Initializing pointer to array without & operator?

Question

In the following pointer to array,

int x[5] = {1};
int (*a)[5] = &x;

what implications and consequences can i have if i don't use & operator and do like this..

int x[5] = {1};
int (*a)[5] = x; //No & operator

Can anyone explain with some good example..

Answer 1

Well, the type would be wrong.

in your example, x would evaluate to an int * , a pointer to the first element of x . &x , on the other hand, evaluates to int (*)[5] , a pointer to the whole array.

It's hard to come up with an example of this going wrong in practice, as an array starts with its first element by definition . But it's still wrong on a language level. Pointers can't be converted implicitly, with the one exception of void * . So, with your second example, the compiler should actually warn you (if it doesn't, add some flags, like for gcc use -std=c11 -Wall -Wextra -- or get a better compiler).

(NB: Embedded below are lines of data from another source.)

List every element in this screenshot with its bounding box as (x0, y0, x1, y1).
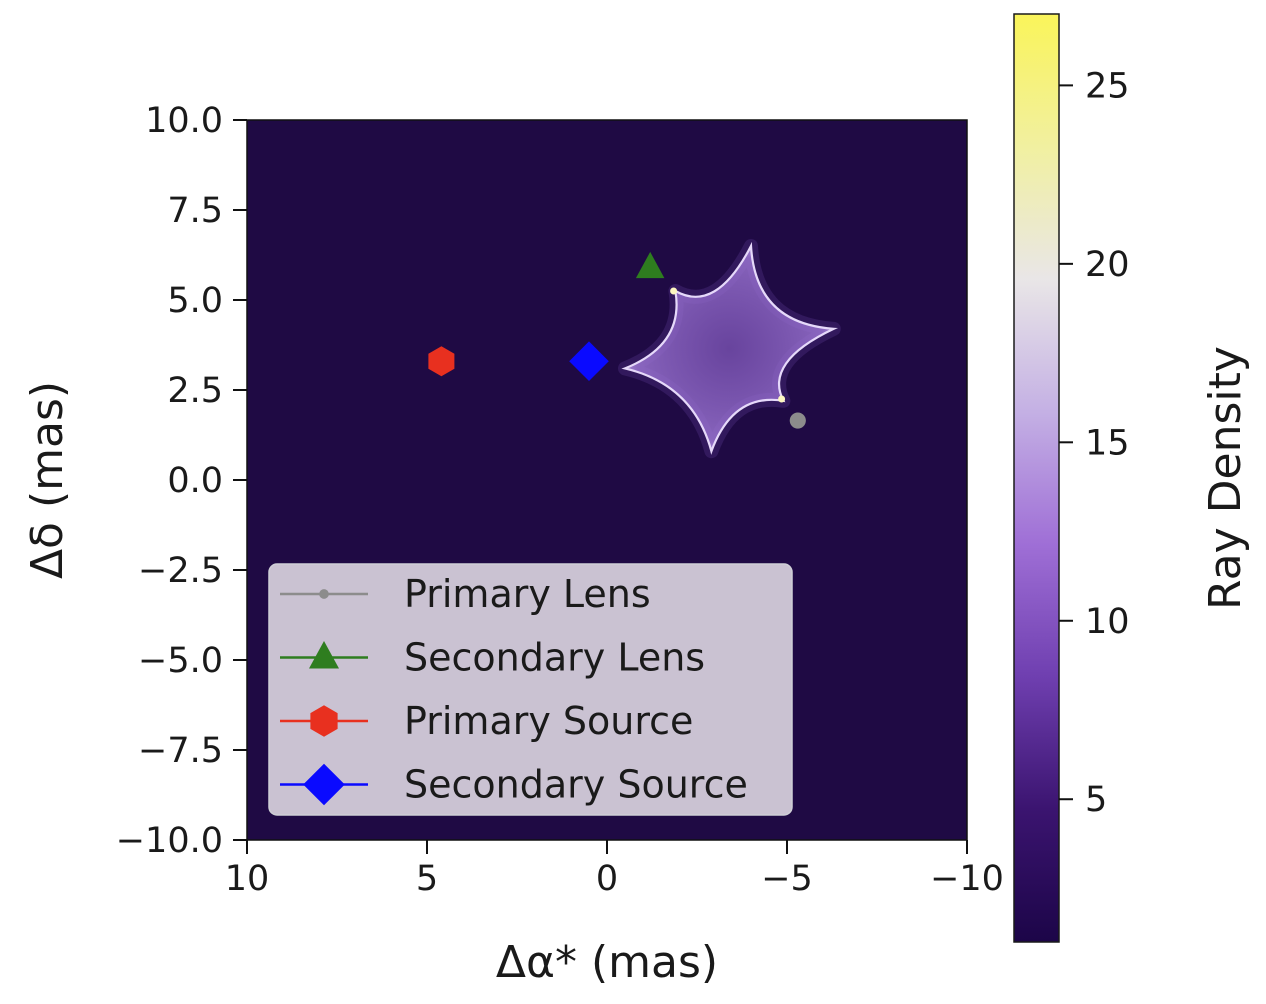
y-tick-label: 10.0 (145, 101, 223, 141)
legend-marker-primary-lens (319, 589, 329, 599)
legend: Primary Lens Secondary Lens Primary Source… (268, 563, 793, 816)
plot-frame (246, 119, 968, 841)
x-tick-label: −5 (761, 859, 813, 899)
colorbar-tick-label: 15 (1085, 423, 1130, 463)
y-axis-ticks: 10.0 7.5 5.0 2.5 0.0 −2.5 −5.0 −7.5 −10.0 (116, 101, 247, 861)
caustic-layer (618, 239, 841, 459)
x-tick-label: 5 (416, 859, 438, 899)
primary-source-marker (428, 346, 455, 377)
legend-label-primary-lens: Primary Lens (404, 572, 651, 616)
x-axis-ticks: 10 5 0 −5 −10 (225, 840, 1004, 899)
colorbar-label: Ray Density (1200, 346, 1251, 610)
y-tick-label: −5.0 (138, 641, 223, 681)
y-axis-label: Δδ (mas) (22, 381, 73, 579)
colorbar-tick-label: 10 (1085, 602, 1130, 642)
y-tick-label: −10.0 (116, 821, 223, 861)
primary-lens-marker (789, 412, 806, 429)
legend-frame (268, 563, 793, 816)
colorbar: 5 10 15 20 25 Ray Density (1013, 13, 1251, 943)
legend-marker-primary-source (310, 705, 338, 737)
caustic-cusp-highlight-2 (670, 287, 678, 295)
colorbar-tick-label: 25 (1085, 66, 1130, 106)
x-tick-label: −10 (930, 859, 1004, 899)
y-tick-label: −2.5 (138, 551, 223, 591)
colorbar-tick-label: 5 (1085, 780, 1107, 820)
legend-marker-secondary-source (303, 763, 345, 806)
legend-label-secondary-lens: Secondary Lens (404, 636, 705, 680)
x-axis-label: Δα* (mas) (496, 937, 718, 988)
colorbar-ticks: 5 10 15 20 25 (1059, 66, 1130, 820)
legend-marker-secondary-lens (309, 641, 339, 669)
legend-label-primary-source: Primary Source (404, 699, 693, 743)
caustic-cusp-highlight-1 (778, 395, 786, 403)
colorbar-tick-label: 20 (1085, 245, 1130, 285)
legend-items: Primary Lens Secondary Lens Primary Source… (280, 572, 748, 807)
y-tick-label: 5.0 (167, 281, 223, 321)
y-tick-label: −7.5 (138, 731, 223, 771)
secondary-lens-marker (635, 251, 665, 279)
x-tick-label: 10 (225, 859, 270, 899)
marker-layer (428, 251, 806, 429)
secondary-source-marker (569, 341, 609, 381)
x-tick-label: 0 (596, 859, 618, 899)
y-tick-label: 7.5 (167, 191, 223, 231)
y-tick-label: 0.0 (167, 461, 223, 501)
legend-label-secondary-source: Secondary Source (404, 763, 748, 807)
colorbar-gradient (1013, 13, 1060, 943)
y-tick-label: 2.5 (167, 371, 223, 411)
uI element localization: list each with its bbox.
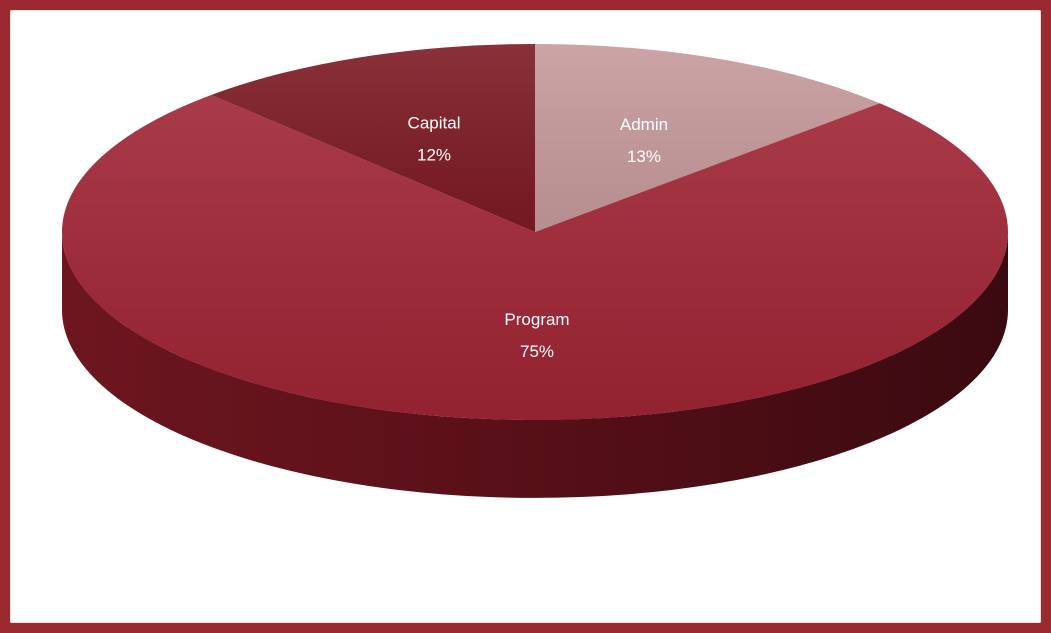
slice-label-name: Capital <box>408 114 461 133</box>
pie-slice-shade-capital <box>211 44 535 232</box>
pie-labels: Admin 13% Program 75% Capital 12% <box>408 114 668 361</box>
slice-label-capital: Capital 12% <box>408 114 461 165</box>
pie-chart: Admin 13% Program 75% Capital 12% <box>62 44 1008 498</box>
slice-label-program: Program 75% <box>504 310 569 361</box>
pie-side <box>62 232 1008 498</box>
slice-label-percent: 12% <box>417 146 451 165</box>
pie-slice-shade-program <box>62 94 1008 420</box>
pie-side-wall <box>62 232 1008 498</box>
slice-label-percent: 13% <box>627 147 661 166</box>
slice-label-name: Program <box>504 310 569 329</box>
pie-slice-shade-admin <box>535 44 880 232</box>
chart-frame: Admin 13% Program 75% Capital 12% <box>10 10 1041 623</box>
pie-top <box>62 44 1008 420</box>
slice-label-percent: 75% <box>520 342 554 361</box>
slice-label-name: Admin <box>620 115 668 134</box>
slice-label-admin: Admin 13% <box>620 115 668 166</box>
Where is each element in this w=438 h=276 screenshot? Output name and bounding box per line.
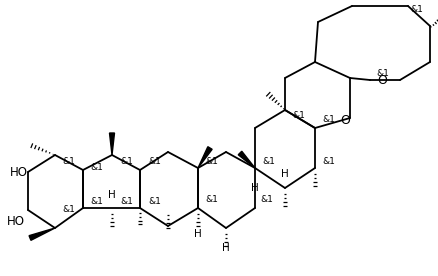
Text: &1: &1 <box>62 206 75 214</box>
Text: O: O <box>377 73 387 86</box>
Text: HO: HO <box>7 215 25 228</box>
Text: &1: &1 <box>322 115 335 124</box>
Text: H: H <box>108 190 116 200</box>
Text: &1: &1 <box>205 158 218 166</box>
Polygon shape <box>110 133 114 155</box>
Text: &1: &1 <box>322 158 335 166</box>
Text: &1: &1 <box>90 198 103 206</box>
Text: &1: &1 <box>120 198 133 206</box>
Text: HO: HO <box>10 166 28 179</box>
Text: &1: &1 <box>148 158 161 166</box>
Text: &1: &1 <box>292 112 305 121</box>
Text: &1: &1 <box>148 198 161 206</box>
Polygon shape <box>29 228 55 240</box>
Text: &1: &1 <box>120 158 133 166</box>
Polygon shape <box>198 147 212 168</box>
Text: H: H <box>251 183 259 193</box>
Text: &1: &1 <box>90 163 103 172</box>
Text: &1: &1 <box>62 158 75 166</box>
Text: H: H <box>281 169 289 179</box>
Text: &1: &1 <box>262 158 275 166</box>
Text: &1: &1 <box>410 6 423 15</box>
Text: H: H <box>222 243 230 253</box>
Text: &1: &1 <box>376 70 389 78</box>
Text: H: H <box>194 229 202 239</box>
Text: O: O <box>340 113 350 126</box>
Polygon shape <box>238 151 255 168</box>
Text: &1: &1 <box>260 195 273 205</box>
Text: &1: &1 <box>205 195 218 205</box>
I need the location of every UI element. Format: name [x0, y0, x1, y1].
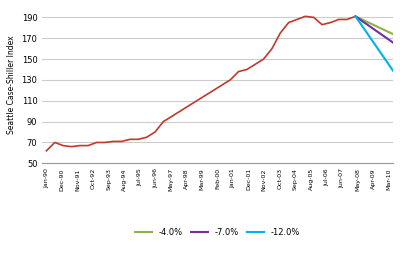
Legend: -4.0%, -7.0%, -12.0%: -4.0%, -7.0%, -12.0%: [132, 225, 303, 240]
Y-axis label: Seattle Case-Shiller Index: Seattle Case-Shiller Index: [7, 36, 16, 134]
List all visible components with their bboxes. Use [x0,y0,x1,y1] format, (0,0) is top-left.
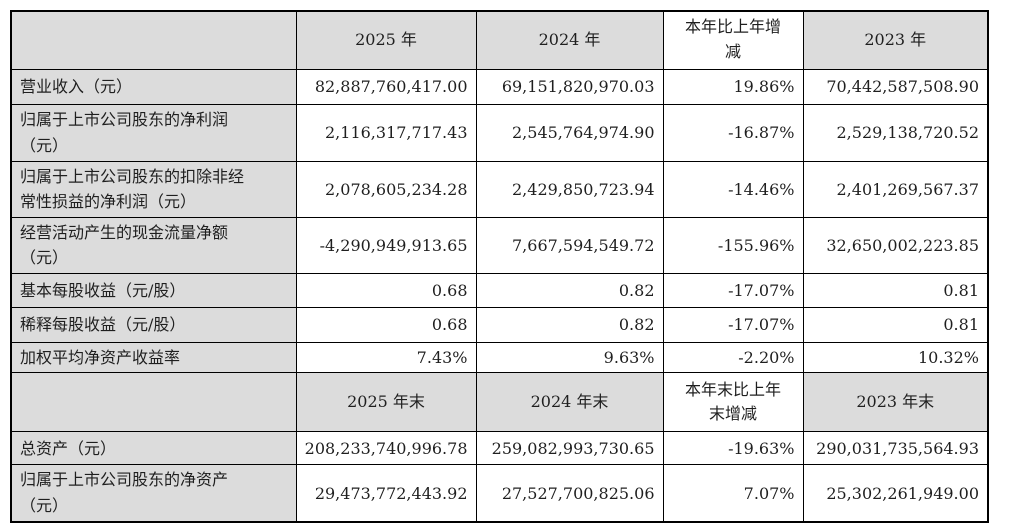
table-row-net-profit: 归属于上市公司股东的净利润 （元） 2,116,317,717.43 2,545… [10,103,989,162]
financial-summary-table: 2025 年 2024 年 本年比上年增 减 2023 年 营业收入（元） 82… [10,10,989,523]
period-header-row: 2025 年 2024 年 本年比上年增 减 2023 年 [10,10,989,70]
value-2025: 2,078,605,234.28 [295,160,477,218]
table-row-basic-eps: 基本每股收益（元/股） 0.68 0.82 -17.07% 0.81 [10,272,989,308]
value-2025: 29,473,772,443.92 [295,464,477,523]
value-change: -17.07% [662,306,804,343]
table-row-total-assets: 总资产（元） 208,233,740,996.78 259,082,993,73… [10,431,989,466]
header-end-change: 本年末比上年 末增减 [662,372,804,433]
value-change: -155.96% [662,216,804,274]
endpoint-header-row: 2025 年末 2024 年末 本年末比上年 末增减 2023 年末 [10,372,989,433]
value-2023: 70,442,587,508.90 [802,68,989,105]
header-empty-cell [10,10,297,70]
table-row-revenue: 营业收入（元） 82,887,760,417.00 69,151,820,970… [10,68,989,105]
value-2024: 7,667,594,549.72 [475,216,664,274]
row-label: 营业收入（元） [10,68,297,105]
value-change: -17.07% [662,272,804,308]
value-2025: 208,233,740,996.78 [295,431,477,466]
value-2023: 0.81 [802,306,989,343]
header-year-2025: 2025 年 [295,10,477,70]
header-year-2023: 2023 年 [802,10,989,70]
value-2024: 9.63% [475,341,664,374]
value-2023: 2,401,269,567.37 [802,160,989,218]
value-change: -14.46% [662,160,804,218]
value-2023: 2,529,138,720.52 [802,103,989,162]
value-2023: 0.81 [802,272,989,308]
value-2025: 0.68 [295,272,477,308]
table-row-weighted-roe: 加权平均净资产收益率 7.43% 9.63% -2.20% 10.32% [10,341,989,374]
value-2024: 0.82 [475,272,664,308]
table-row-net-profit-excl-nonrecurring: 归属于上市公司股东的扣除非经 常性损益的净利润（元） 2,078,605,234… [10,160,989,218]
row-label: 归属于上市公司股东的净资产 （元） [10,464,297,523]
row-label: 总资产（元） [10,431,297,466]
value-2024: 27,527,700,825.06 [475,464,664,523]
header-end-2024: 2024 年末 [475,372,664,433]
value-2023: 290,031,735,564.93 [802,431,989,466]
value-2025: 2,116,317,717.43 [295,103,477,162]
value-change: -19.63% [662,431,804,466]
row-label: 归属于上市公司股东的扣除非经 常性损益的净利润（元） [10,160,297,218]
value-change: 7.07% [662,464,804,523]
value-2023: 25,302,261,949.00 [802,464,989,523]
value-2025: 0.68 [295,306,477,343]
header-end-2025: 2025 年末 [295,372,477,433]
value-2023: 32,650,002,223.85 [802,216,989,274]
table-row-operating-cash-flow: 经营活动产生的现金流量净额 （元） -4,290,949,913.65 7,66… [10,216,989,274]
value-2024: 2,429,850,723.94 [475,160,664,218]
value-change: 19.86% [662,68,804,105]
value-2023: 10.32% [802,341,989,374]
header-yoy-change: 本年比上年增 减 [662,10,804,70]
value-2025: 82,887,760,417.00 [295,68,477,105]
value-change: -2.20% [662,341,804,374]
value-2024: 259,082,993,730.65 [475,431,664,466]
value-2024: 69,151,820,970.03 [475,68,664,105]
value-2025: 7.43% [295,341,477,374]
header-year-2024: 2024 年 [475,10,664,70]
value-2024: 0.82 [475,306,664,343]
table-row-diluted-eps: 稀释每股收益（元/股） 0.68 0.82 -17.07% 0.81 [10,306,989,343]
row-label: 稀释每股收益（元/股） [10,306,297,343]
header-empty-cell [10,372,297,433]
header-end-2023: 2023 年末 [802,372,989,433]
row-label: 经营活动产生的现金流量净额 （元） [10,216,297,274]
value-2025: -4,290,949,913.65 [295,216,477,274]
row-label: 基本每股收益（元/股） [10,272,297,308]
row-label: 加权平均净资产收益率 [10,341,297,374]
value-2024: 2,545,764,974.90 [475,103,664,162]
table-row-net-assets: 归属于上市公司股东的净资产 （元） 29,473,772,443.92 27,5… [10,464,989,523]
row-label: 归属于上市公司股东的净利润 （元） [10,103,297,162]
value-change: -16.87% [662,103,804,162]
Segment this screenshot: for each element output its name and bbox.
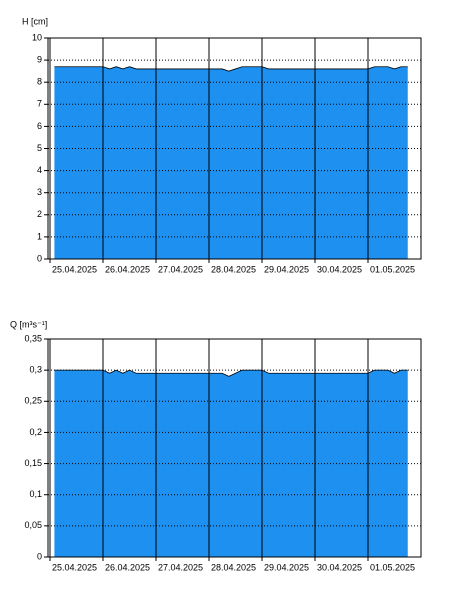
y-tick-label: 0,2 [29,427,42,437]
y-tick-label: 1 [37,231,42,241]
y-tick-label: 0 [37,551,42,561]
x-tick-label: 01.05.2025 [370,562,415,572]
x-tick-label: 27.04.2025 [158,264,203,274]
y-axis-title: Q [m³s⁻¹] [10,319,47,329]
y-tick-label: 0,15 [24,458,42,468]
y-tick-label: 0,3 [29,365,42,375]
y-axis-title: H [cm] [22,16,48,26]
x-tick-label: 25.04.2025 [52,264,97,274]
y-tick-label: 0,25 [24,396,42,406]
x-tick-label: 01.05.2025 [370,264,415,274]
x-tick-label: 29.04.2025 [264,562,309,572]
x-tick-label: 27.04.2025 [158,562,203,572]
plot-frame [47,338,422,558]
x-tick-label: 28.04.2025 [211,562,256,572]
y-tick-label: 10 [32,32,42,42]
plot-frame [47,37,422,260]
y-tick-label: 0,35 [24,333,42,343]
x-tick-label: 30.04.2025 [317,562,362,572]
x-tick-label: 26.04.2025 [105,562,150,572]
x-tick-label: 28.04.2025 [211,264,256,274]
y-tick-label: 6 [37,121,42,131]
y-tick-label: 0,05 [24,520,42,530]
y-tick-label: 7 [37,99,42,109]
y-tick-label: 8 [37,77,42,87]
x-tick-label: 30.04.2025 [317,264,362,274]
y-tick-label: 5 [37,143,42,153]
y-tick-label: 4 [37,165,42,175]
y-tick-label: 2 [37,209,42,219]
y-tick-label: 3 [37,187,42,197]
area-outline [54,66,408,72]
y-tick-label: 0 [37,253,42,263]
x-tick-label: 29.04.2025 [264,264,309,274]
area [54,66,408,259]
y-tick-label: 0,1 [29,489,42,499]
x-tick-label: 25.04.2025 [52,562,97,572]
y-tick-label: 9 [37,54,42,64]
x-tick-label: 26.04.2025 [105,264,150,274]
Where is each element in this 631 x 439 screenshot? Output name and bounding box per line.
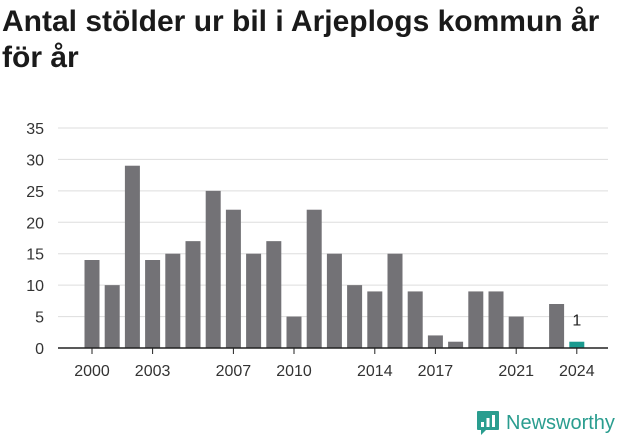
x-tick-label: 2000 xyxy=(74,363,110,380)
x-tick-label: 2021 xyxy=(498,363,534,380)
bar-2013 xyxy=(347,285,363,348)
bar-2018 xyxy=(448,341,464,348)
bar-2015 xyxy=(387,253,403,348)
bar-2017 xyxy=(427,335,443,348)
brand-name: Newsworthy xyxy=(506,411,615,434)
bar-2011 xyxy=(306,209,322,348)
bar-2020 xyxy=(488,291,504,348)
bar-2021 xyxy=(508,316,524,348)
bar-2014 xyxy=(367,291,383,348)
bar-2010 xyxy=(286,316,302,348)
bar-2002 xyxy=(124,165,140,348)
bar-2006 xyxy=(205,190,221,348)
chart-title: Antal stölder ur bil i Arjeplogs kommun … xyxy=(2,5,600,74)
bar-2008 xyxy=(246,253,262,348)
y-tick-label: 25 xyxy=(26,184,44,201)
x-tick-label: 2017 xyxy=(418,363,454,380)
bar-2007 xyxy=(225,209,241,348)
y-tick-label: 35 xyxy=(26,121,44,138)
newsworthy-brand: Newsworthy xyxy=(476,408,615,438)
y-tick-label: 0 xyxy=(35,341,44,358)
data-label-2024: 1 xyxy=(572,313,581,330)
x-tick-label: 2003 xyxy=(135,363,171,380)
bar-2019 xyxy=(468,291,484,348)
y-tick-label: 30 xyxy=(26,152,44,169)
newsworthy-logo-icon xyxy=(477,411,499,435)
x-tick-label: 2024 xyxy=(559,363,595,380)
bar-2003 xyxy=(145,260,161,348)
bar-2004 xyxy=(165,253,181,348)
bar-2016 xyxy=(407,291,423,348)
y-tick-label: 5 xyxy=(35,310,44,327)
bar-2023 xyxy=(549,304,565,348)
y-tick-label: 20 xyxy=(26,215,44,232)
x-tick-label: 2007 xyxy=(216,363,252,380)
bar-2024 xyxy=(569,341,585,348)
bar-2005 xyxy=(185,241,201,348)
x-tick-label: 2014 xyxy=(357,363,393,380)
bar-2009 xyxy=(266,241,282,348)
bar-2001 xyxy=(104,285,120,348)
x-tick-label: 2010 xyxy=(276,363,312,380)
bar-2000 xyxy=(84,260,100,348)
y-tick-label: 15 xyxy=(26,247,44,264)
y-tick-label: 10 xyxy=(26,278,44,295)
bar-2012 xyxy=(326,253,342,348)
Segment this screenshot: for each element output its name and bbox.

If you write the following instead:

int x[5] = {1};
int (*a)[5] = (int (*)[5])x;

it will work and should compile without warnings. Still, it's not the correct way to do it. Although in this specific case, the cast should always work as expected, you should in general avoid casting pointers in C. A pointer cast is a potential bug, so only do it when it's absolutely necessary and then double check the resulting code doesn't violate strict aliasing (look it up...).

Here, there's just no need for a cast -- write &x and you're fine.